Monday, May. 13, 1957

New Play in Manhattan

A Moon for the Misbegotten was Eugene O'Neill's last play. Finished in 1943, it had a turbulent pre-Broadway road tour in 1947 and closed out of town. Whatever production difficulties it encountered, A Moon has internal troubles that go much deeper. In the current production, three accomplished actors cannot save, or even for long sustain, the play. Nor is the general effect one of crude mass: it is much more one of sheer dead weight. O'Neill's greatest fault--using too many and too flaccid words--flattens out a story that is at best never intense enough; it evokes, not the shock of living drama, but the ghost of other plays.
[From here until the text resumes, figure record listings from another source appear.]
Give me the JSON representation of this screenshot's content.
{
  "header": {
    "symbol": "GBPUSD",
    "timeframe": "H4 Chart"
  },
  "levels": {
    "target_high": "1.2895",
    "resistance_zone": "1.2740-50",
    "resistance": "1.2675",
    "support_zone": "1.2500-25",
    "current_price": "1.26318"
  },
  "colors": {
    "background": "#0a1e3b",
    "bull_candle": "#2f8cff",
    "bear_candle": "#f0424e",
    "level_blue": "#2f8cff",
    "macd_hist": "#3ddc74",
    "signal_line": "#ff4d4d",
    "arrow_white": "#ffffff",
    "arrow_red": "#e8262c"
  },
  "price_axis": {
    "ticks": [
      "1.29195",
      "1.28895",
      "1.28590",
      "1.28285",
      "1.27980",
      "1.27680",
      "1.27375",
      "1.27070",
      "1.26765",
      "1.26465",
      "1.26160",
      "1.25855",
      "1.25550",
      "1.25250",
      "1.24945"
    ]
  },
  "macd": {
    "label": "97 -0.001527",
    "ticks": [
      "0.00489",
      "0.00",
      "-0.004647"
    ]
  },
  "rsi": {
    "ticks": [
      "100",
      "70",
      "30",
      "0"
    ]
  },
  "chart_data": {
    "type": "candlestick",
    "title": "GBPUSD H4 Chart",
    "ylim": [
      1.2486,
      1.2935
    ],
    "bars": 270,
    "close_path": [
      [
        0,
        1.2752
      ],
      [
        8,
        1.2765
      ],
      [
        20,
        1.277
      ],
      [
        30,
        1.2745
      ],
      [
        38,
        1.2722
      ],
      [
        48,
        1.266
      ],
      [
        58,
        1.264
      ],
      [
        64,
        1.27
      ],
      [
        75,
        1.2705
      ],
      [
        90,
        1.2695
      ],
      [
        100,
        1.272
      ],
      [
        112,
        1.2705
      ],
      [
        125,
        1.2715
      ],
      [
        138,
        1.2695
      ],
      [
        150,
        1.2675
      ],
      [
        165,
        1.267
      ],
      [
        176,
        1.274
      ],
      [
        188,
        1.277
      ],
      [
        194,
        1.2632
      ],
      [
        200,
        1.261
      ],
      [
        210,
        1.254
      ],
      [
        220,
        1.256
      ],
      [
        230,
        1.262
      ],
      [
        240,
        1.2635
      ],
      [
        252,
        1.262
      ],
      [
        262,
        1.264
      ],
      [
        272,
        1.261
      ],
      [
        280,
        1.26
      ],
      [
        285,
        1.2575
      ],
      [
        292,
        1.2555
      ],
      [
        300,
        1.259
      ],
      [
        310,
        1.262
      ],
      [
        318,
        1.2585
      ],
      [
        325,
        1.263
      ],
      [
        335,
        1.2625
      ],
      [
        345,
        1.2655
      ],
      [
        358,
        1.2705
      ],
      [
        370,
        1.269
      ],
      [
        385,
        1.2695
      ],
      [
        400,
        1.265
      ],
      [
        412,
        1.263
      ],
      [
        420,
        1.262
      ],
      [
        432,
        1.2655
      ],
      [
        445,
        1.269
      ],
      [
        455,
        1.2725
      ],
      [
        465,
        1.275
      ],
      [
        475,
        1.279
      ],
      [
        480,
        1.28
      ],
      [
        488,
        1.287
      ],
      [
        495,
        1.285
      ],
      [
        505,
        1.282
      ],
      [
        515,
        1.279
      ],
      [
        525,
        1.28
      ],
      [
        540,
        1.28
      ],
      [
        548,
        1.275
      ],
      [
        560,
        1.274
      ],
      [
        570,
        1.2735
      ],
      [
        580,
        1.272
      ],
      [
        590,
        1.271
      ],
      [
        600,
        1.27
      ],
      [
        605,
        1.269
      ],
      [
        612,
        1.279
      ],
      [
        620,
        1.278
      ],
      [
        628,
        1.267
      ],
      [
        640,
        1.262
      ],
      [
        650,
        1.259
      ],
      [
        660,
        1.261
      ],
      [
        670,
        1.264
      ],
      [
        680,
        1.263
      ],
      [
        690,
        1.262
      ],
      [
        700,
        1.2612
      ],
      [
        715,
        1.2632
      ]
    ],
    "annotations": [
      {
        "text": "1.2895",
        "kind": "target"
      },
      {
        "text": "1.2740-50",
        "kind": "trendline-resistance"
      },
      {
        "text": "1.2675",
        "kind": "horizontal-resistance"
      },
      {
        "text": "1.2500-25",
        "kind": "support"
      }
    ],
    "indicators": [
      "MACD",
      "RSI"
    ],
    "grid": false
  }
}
Taking place about ten years after Long Day's Journey into Night, A Moon reintroduces the hard-drinking older O'Neill brother, James Tyrone Jr. Jim Tyrone is by now a wholly dissipated, used-up drunk, his last reserves gone with the death of his mother. The sweet, healthy, hulking daughter of an Irish tenant farmer, a virgin who pretends to be a wanton, has long been wildly in love with Jim. The two come together alone one night, but beyond a quickly aborted impulse of drunken lust in Jim, nothing happens. Partly from knowing he must spoil her life by sharing it, and even more from having nothing left inside to share, Jim goes away for good.

In some raffish first-act comedy, and very fitfully thereafter, when Wendy Hiller and Franchot Tone give urgency to O'Neill's clouded scenes, or give a face to his sense of lostness, A Moon stirs to life. But mostly it lies dead; and something a little too decent in everyone's basic motives makes A Moon soft as well as enfeebled. There is no tumble and toss of sick, bitter, angry, thwarted, even petrified emotions. Everywhere there is a sense of O'Neill's honest compassion, but nowhere is there anything incandescently imagined or inextinguishably remembered. Words fumble through fog, or have a dated slanginess which, lacking all poetry, sinks almost to parody:

You're the goods, Kid . . . I know what you want, Bright Eyes. Come on, Baby Doll, let's hit the hay.

Carmen Capalbo's staging, like the acting, is wholly in the service of the play. Irish Actor Cyril Cusack is richly humorous and yet realistic as Josie's sly, disreputable father. At his best, Franchot Tone is a memorably quiet Jim. Wendy Hiller, not seen on Broadway since The Heiress, again gives a beautiful performance, again raises, through no fault of her own, a small demur. Glowingly vital and magnetic, Actress Hiller could never really quite seem a colorless, mousy heiress, nor seems now an oversized half-freak. Her acting brings some of its most resonant moments to O'Neill's play, but never quite authenticates the plight of O'Neill's heroine. Doomed or bedeviled Wendy Hiller might seem, but misbegotten never.